On that blistering hot day at Globe Life Field, Mike offered us a Lesson From the Contemporary Church in Arlington, Texas. He taught us that when the Rangers win, the neighborhood around Globe Life Field wins.

He also made me rethink what I have been teaching my children about God, sports, prayer and the outcome of particularly contentious games against archrivals.

While I do not think God cares whether the players in light- or dark-blue jerseys win a particular basketball game, I now have a fuller picture of what it looks like to pray for a sports team on game night and into the postseason.

Mike showed me that a successful Rangers season leads to employee retention, job security, economic opportunities, family health and well-being, collaborative neighborhood partnerships, and thriving communities. I am confident that God cares about those things, because God cares about people. God cares about how we love our neighbors.
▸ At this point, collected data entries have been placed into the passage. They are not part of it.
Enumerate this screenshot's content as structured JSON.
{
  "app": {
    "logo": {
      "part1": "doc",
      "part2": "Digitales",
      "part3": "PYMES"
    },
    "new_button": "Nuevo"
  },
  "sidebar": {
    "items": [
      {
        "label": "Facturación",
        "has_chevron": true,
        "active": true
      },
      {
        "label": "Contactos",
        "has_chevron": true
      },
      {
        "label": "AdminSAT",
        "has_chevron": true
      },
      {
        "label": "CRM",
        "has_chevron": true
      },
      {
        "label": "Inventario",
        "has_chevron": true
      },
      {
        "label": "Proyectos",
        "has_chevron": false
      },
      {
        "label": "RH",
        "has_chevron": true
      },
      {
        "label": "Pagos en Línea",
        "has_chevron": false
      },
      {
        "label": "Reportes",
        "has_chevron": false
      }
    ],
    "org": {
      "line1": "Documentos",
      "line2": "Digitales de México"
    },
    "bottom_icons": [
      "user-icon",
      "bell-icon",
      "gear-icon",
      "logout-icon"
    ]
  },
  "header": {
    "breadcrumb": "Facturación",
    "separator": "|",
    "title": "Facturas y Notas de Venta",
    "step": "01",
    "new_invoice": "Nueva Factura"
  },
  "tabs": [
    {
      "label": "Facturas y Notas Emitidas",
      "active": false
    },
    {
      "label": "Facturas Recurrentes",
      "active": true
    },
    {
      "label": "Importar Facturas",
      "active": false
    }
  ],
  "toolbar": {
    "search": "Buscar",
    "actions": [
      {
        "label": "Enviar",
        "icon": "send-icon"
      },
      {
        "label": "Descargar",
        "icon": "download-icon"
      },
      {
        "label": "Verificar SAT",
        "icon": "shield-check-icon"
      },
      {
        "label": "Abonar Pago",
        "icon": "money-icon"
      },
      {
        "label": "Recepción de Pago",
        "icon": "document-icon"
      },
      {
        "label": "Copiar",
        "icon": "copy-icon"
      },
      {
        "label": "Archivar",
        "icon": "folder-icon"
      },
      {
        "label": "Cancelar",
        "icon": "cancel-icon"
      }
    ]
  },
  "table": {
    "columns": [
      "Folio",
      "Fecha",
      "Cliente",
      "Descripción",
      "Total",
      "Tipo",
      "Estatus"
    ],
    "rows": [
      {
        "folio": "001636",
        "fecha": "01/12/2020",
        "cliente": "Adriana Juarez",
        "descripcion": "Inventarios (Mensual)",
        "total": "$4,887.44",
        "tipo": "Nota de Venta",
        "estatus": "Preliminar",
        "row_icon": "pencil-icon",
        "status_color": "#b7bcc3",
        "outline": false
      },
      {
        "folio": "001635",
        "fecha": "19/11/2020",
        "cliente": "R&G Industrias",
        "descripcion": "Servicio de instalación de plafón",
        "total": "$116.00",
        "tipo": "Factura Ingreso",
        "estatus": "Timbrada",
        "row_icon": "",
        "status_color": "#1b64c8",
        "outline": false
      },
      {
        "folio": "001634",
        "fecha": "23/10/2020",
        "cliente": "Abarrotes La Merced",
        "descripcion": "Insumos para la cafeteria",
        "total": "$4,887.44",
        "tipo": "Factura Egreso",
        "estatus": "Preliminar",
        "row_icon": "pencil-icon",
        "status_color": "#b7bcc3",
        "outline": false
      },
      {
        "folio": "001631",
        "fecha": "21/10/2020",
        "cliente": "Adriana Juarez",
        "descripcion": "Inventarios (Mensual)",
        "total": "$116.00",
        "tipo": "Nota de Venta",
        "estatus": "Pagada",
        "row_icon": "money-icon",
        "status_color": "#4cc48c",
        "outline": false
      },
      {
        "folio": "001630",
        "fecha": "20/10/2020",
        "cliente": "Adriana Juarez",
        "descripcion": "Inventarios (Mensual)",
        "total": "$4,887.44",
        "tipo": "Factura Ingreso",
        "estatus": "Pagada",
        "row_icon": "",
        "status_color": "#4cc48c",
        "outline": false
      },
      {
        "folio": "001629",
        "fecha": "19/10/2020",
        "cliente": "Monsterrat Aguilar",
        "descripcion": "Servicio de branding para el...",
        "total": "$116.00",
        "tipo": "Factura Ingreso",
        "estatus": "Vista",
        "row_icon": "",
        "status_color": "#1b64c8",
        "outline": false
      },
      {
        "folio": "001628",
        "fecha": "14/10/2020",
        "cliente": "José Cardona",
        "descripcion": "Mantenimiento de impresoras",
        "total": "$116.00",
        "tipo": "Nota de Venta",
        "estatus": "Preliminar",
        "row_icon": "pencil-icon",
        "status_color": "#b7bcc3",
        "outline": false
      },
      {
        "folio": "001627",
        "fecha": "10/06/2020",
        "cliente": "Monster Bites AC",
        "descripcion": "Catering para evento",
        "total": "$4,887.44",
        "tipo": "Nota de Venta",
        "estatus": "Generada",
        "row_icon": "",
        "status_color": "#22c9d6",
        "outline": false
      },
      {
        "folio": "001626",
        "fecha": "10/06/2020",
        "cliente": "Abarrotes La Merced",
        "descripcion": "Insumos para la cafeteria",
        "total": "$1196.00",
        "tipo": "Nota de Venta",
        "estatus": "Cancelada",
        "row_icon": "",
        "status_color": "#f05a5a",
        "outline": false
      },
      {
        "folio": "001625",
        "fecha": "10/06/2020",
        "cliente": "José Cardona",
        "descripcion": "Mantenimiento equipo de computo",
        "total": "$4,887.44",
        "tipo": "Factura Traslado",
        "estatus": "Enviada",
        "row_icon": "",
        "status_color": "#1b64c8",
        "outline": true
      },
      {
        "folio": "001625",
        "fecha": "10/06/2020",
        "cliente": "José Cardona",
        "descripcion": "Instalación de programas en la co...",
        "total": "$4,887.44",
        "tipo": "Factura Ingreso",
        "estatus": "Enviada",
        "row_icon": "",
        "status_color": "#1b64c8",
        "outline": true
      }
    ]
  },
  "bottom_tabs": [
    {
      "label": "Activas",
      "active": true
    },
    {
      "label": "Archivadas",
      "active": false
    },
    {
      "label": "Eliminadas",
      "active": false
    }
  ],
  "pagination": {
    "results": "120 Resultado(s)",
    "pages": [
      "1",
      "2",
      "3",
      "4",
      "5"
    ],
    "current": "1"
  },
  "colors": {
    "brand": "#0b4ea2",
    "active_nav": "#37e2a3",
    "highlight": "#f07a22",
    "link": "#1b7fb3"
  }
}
Because Mike asked me to, I pray for the Rangers. I don’t pray in a “Please, God, let the Rangers beat the Yankees” kind of way. Rather, I pray for the Rangers leadership as they guide the collective team — the players, parking attendants, concession stand hosts, security guards, ticket collectors, groundskeepers and all the other Rangers corporate employees — through a hopefully successful season and fruitful postseason.

I pray that leaders like Mike will continue to live into their vocations and seek creative ways to be good neighbors in their community.

About the time Major League Baseball wraps up, college basketball begins. At least twice in the season, my kids will come to the dinner table decked out in their Carolina gear. Before we offer thanks for our food and they sneak in a divine petition for a Tar Heel win, we will have a lesson about the kind of victory God actually cares about — the kind where everyone wins.